参謀総長が基地を訪問した日、偶然にもミグ設計局の方で新型の戦術機を運んできた所だった。
超大型のアントノフ124が着陸したばかりで、航空要員が荷下ろしの準備を始める準備をしていた。
参謀総長の一行は、300キロの道のりを一晩で移動し、早朝にチュグエフカ基地についた。
そして抜き打ちの視察を装って、基地の正面から堂々と入ってきたのだ。
突如として来た参謀総長に、基地は蜂の巣をつついた騒ぎになった。
こういう場合は、事前に将校間で、どのタイミングで、どんな人数で来るか、内々に連絡があるからだ。
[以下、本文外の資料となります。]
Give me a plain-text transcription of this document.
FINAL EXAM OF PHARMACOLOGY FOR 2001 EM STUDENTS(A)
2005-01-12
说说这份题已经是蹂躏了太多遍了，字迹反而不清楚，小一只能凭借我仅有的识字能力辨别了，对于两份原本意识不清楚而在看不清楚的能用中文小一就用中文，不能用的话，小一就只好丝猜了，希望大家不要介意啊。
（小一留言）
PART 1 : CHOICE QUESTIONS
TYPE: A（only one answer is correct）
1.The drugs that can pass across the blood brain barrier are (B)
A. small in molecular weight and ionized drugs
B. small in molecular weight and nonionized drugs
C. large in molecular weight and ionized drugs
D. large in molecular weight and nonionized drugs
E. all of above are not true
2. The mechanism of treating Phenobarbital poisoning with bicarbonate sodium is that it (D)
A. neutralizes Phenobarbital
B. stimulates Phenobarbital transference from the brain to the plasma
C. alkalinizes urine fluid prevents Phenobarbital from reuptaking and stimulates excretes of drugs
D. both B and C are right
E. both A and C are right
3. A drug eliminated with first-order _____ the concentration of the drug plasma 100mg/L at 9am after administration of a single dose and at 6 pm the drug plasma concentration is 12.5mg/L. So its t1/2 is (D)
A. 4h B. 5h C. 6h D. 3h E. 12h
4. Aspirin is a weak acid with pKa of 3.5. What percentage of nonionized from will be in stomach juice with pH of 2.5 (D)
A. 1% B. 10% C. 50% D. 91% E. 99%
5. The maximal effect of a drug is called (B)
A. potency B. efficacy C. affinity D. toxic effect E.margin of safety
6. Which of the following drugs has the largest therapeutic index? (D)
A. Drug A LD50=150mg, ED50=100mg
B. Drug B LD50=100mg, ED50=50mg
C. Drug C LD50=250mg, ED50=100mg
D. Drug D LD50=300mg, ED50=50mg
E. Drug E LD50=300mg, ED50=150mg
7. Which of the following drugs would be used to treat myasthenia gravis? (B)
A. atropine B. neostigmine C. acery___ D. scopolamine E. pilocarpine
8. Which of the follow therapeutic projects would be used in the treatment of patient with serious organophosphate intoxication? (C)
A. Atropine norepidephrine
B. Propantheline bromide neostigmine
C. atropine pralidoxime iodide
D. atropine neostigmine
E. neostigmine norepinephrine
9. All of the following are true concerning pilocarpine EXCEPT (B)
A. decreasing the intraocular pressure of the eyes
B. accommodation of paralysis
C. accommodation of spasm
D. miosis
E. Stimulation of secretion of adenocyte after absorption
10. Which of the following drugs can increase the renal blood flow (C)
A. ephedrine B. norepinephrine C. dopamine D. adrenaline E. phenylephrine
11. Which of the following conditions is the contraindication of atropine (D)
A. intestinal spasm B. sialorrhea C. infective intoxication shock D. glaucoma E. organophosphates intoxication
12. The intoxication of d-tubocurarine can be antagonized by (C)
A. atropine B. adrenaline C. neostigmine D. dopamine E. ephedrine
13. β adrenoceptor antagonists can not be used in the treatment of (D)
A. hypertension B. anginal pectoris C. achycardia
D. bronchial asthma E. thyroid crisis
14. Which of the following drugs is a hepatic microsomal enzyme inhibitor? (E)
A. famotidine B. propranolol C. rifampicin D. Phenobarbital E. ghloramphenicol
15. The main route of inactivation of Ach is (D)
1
本当の抜き打ちに、基地司令は恐縮し、丁重にもてなすほどだった。
焚き火に似た独特なきつい香りのするロシア茶と、干しブドウ入りのフルーツケーキであるストリーチヌィ、バトンチキと呼ばれるクルミを砕いたウエハースの菓子が用意するほどだった。
KGBの魔の手が来るのは、時間の問題だ。
この時、参謀総長はある恐ろしい考えが頭に浮かんだ。
木原のいる日本に、新型機を土産にして亡命するという案である。
幸い、ここから近い南樺太や北海道には、大型機を止める空港がある。
参謀総長は、そう考えてから、内ポケットから白海運河を取り出す。
「同志ペトロフスカヤ」
言葉を切ると、口つきタバコに火をつけた。
「私の逃避行に、付き合ってもらって済まない。
誰も泣く人もなく、こんな戻るべき場所のない男の為に……」
男は、BETA戦争で愛息二人を失っていた。
長男はカザフのステップで、次男はヴォルゴグラードの市街地で。
遺骸はおろか、軍服の一つすら手元に帰って来ず、代わりに送られたのは肖像画だけであった。
男の妻はそのことが原因で精神を病み、真冬のバイカル湖に身を投げた。
「私には既に帰る家はここを除いてありません」
ペトロフスカヤは、参謀総長に敬礼の姿勢を取ったまま、小さな声で囁いた。
参謀総長は、改まった口調で返す。